Economic activity remained strong through the end of 2025, although the pace of expansion continued to normalize. According to preliminary estimates, real GDP growth reached 7.5% in 2025, indicating that output was still expanding above Georgia’s longer-run trend even as the economy gradually converged toward potential. The growth mix remained favorable: less import-intensive and relatively high-productivity sectors continued to play a central role, while domestic demand showed clearer signs of normalization under still-tight monetary conditions.

Inflation remained above the 3% target around the turn of the year, but the composition of price pressures still points to a largely temporary shock profile. Realized average inflation in 2025 amounted to 3.9%, while as of January 2026 headline inflation stood at 4.8% y/y. The increase was driven mainly by food prices, one-off domestic price adjustments, and volatility in agricultural products. At the same time, underlying inflation remained much more contained: core inflation stood at 2.1%, while services inflation reached 3.0%, suggesting that broader inflation expectations remained relatively stable.
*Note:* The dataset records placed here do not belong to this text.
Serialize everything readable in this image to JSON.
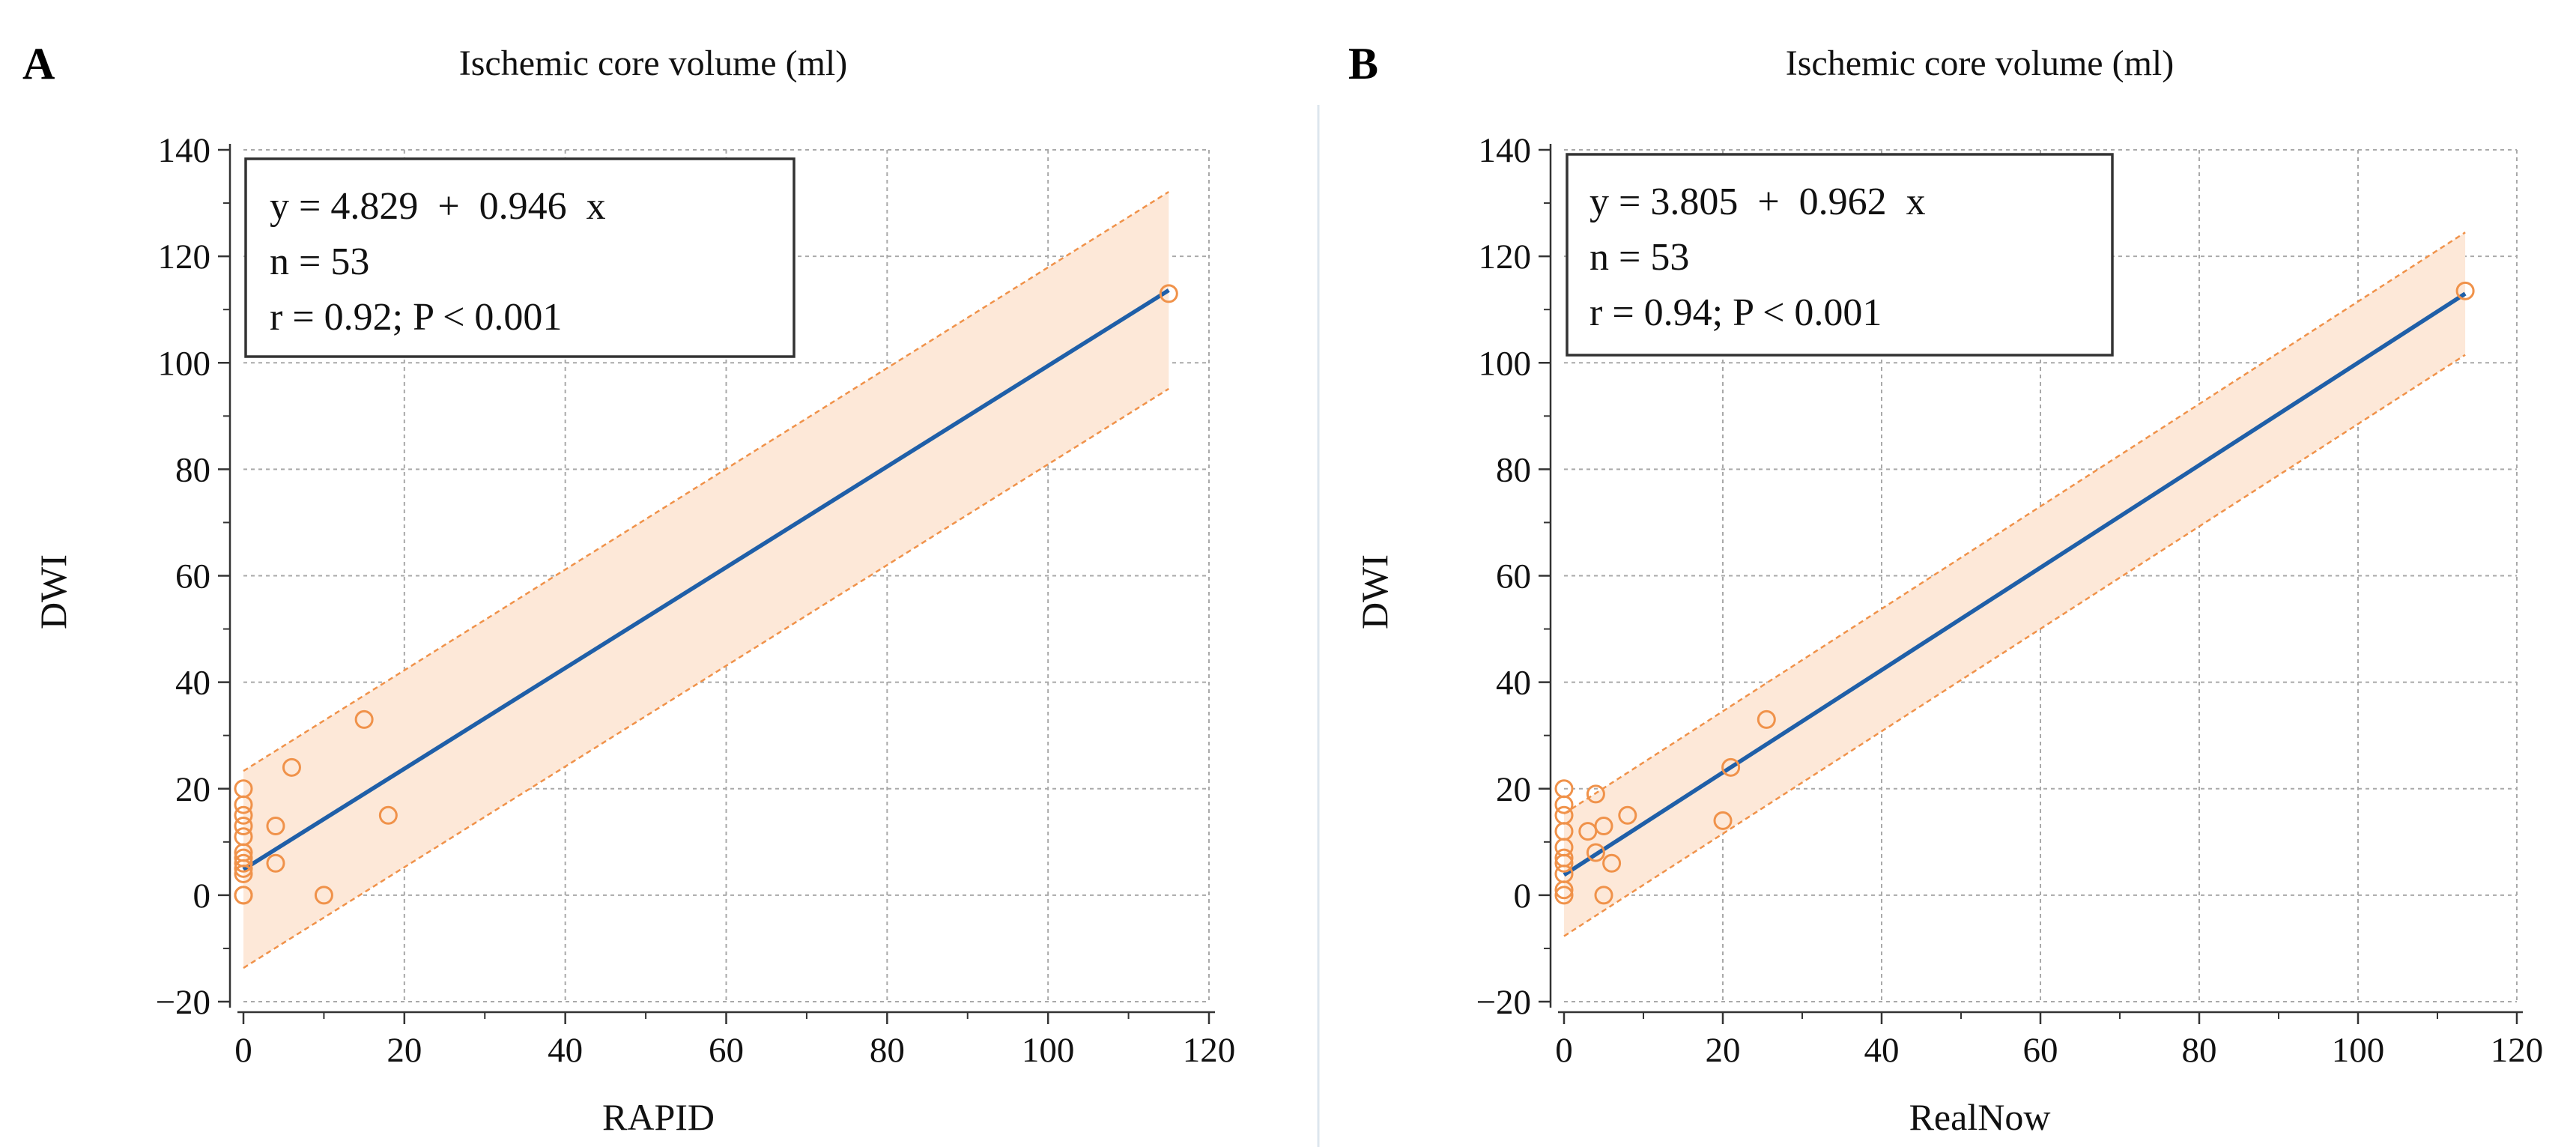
{
  "colors": {
    "line": "#1f5fa8",
    "points": "#f0924a",
    "band_fill": "#fde8d8",
    "band_edge": "#f0924a"
  },
  "chart_data": [
    {
      "type": "scatter",
      "panel_label": "A",
      "title": "Ischemic core volume (ml)",
      "xlabel": "RAPID",
      "ylabel": "DWI",
      "xlim": [
        0,
        120
      ],
      "ylim": [
        -20,
        140
      ],
      "xticks": [
        0,
        20,
        40,
        60,
        80,
        100,
        120
      ],
      "yticks": [
        -20,
        0,
        20,
        40,
        60,
        80,
        100,
        120,
        140
      ],
      "ytick_labels": [
        "−20",
        "0",
        "20",
        "40",
        "60",
        "80",
        "100",
        "120",
        "140"
      ],
      "grid": true,
      "regression": {
        "intercept": 4.829,
        "slope": 0.946,
        "x_range": [
          0,
          115
        ],
        "band_halfwidth": 18.5
      },
      "stats": [
        "y = 4.829  +  0.946  x",
        "n = 53",
        "r = 0.92; P < 0.001"
      ],
      "points": [
        {
          "x": 0,
          "y": 0
        },
        {
          "x": 0,
          "y": 0
        },
        {
          "x": 0,
          "y": 4
        },
        {
          "x": 0,
          "y": 5
        },
        {
          "x": 0,
          "y": 6
        },
        {
          "x": 0,
          "y": 7
        },
        {
          "x": 0,
          "y": 8
        },
        {
          "x": 0,
          "y": 11
        },
        {
          "x": 0,
          "y": 13
        },
        {
          "x": 0,
          "y": 15
        },
        {
          "x": 0,
          "y": 17
        },
        {
          "x": 0,
          "y": 20
        },
        {
          "x": 4,
          "y": 6
        },
        {
          "x": 4,
          "y": 13
        },
        {
          "x": 6,
          "y": 24
        },
        {
          "x": 10,
          "y": 0
        },
        {
          "x": 15,
          "y": 33
        },
        {
          "x": 18,
          "y": 15
        },
        {
          "x": 115,
          "y": 113
        }
      ]
    },
    {
      "type": "scatter",
      "panel_label": "B",
      "title": "Ischemic core volume (ml)",
      "xlabel": "RealNow",
      "ylabel": "DWI",
      "xlim": [
        0,
        120
      ],
      "ylim": [
        -20,
        140
      ],
      "xticks": [
        0,
        20,
        40,
        60,
        80,
        100,
        120
      ],
      "yticks": [
        -20,
        0,
        20,
        40,
        60,
        80,
        100,
        120,
        140
      ],
      "ytick_labels": [
        "−20",
        "0",
        "20",
        "40",
        "60",
        "80",
        "100",
        "120",
        "140"
      ],
      "grid": true,
      "regression": {
        "intercept": 3.805,
        "slope": 0.962,
        "x_range": [
          0,
          113.5
        ],
        "band_halfwidth": 11.5
      },
      "stats": [
        "y = 3.805  +  0.962  x",
        "n = 53",
        "r = 0.94; P < 0.001"
      ],
      "points": [
        {
          "x": 0,
          "y": 0
        },
        {
          "x": 0,
          "y": 1
        },
        {
          "x": 0,
          "y": 4
        },
        {
          "x": 0,
          "y": 6
        },
        {
          "x": 0,
          "y": 7
        },
        {
          "x": 0,
          "y": 9
        },
        {
          "x": 0,
          "y": 12
        },
        {
          "x": 0,
          "y": 15
        },
        {
          "x": 0,
          "y": 17
        },
        {
          "x": 0,
          "y": 20
        },
        {
          "x": 3,
          "y": 12
        },
        {
          "x": 4,
          "y": 8
        },
        {
          "x": 4,
          "y": 19
        },
        {
          "x": 5,
          "y": 0
        },
        {
          "x": 5,
          "y": 13
        },
        {
          "x": 6,
          "y": 6
        },
        {
          "x": 8,
          "y": 15
        },
        {
          "x": 20,
          "y": 14
        },
        {
          "x": 21,
          "y": 24
        },
        {
          "x": 25.5,
          "y": 33
        },
        {
          "x": 113.5,
          "y": 113.5
        }
      ]
    }
  ]
}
The external position improved further by the end of 2025. Structural shifts toward less import-intensive sectors, weaker import growth, stronger services exports, and firmer remittance inflows all supported the current account. Tourism revenues increased by 6.0% in 2025, ICT exports remained high at 2.9% of GDP in the first three quarters of the year, and remittances rose by 8.5% annually. Against this backdrop, the current account deficit improved relative to its estimated long-term equilibrium of about 5% of GDP, while exchange-rate conditions remained broadly supportive of macroeconomic stability and deposit dollarization declined to 47.7% by year-end.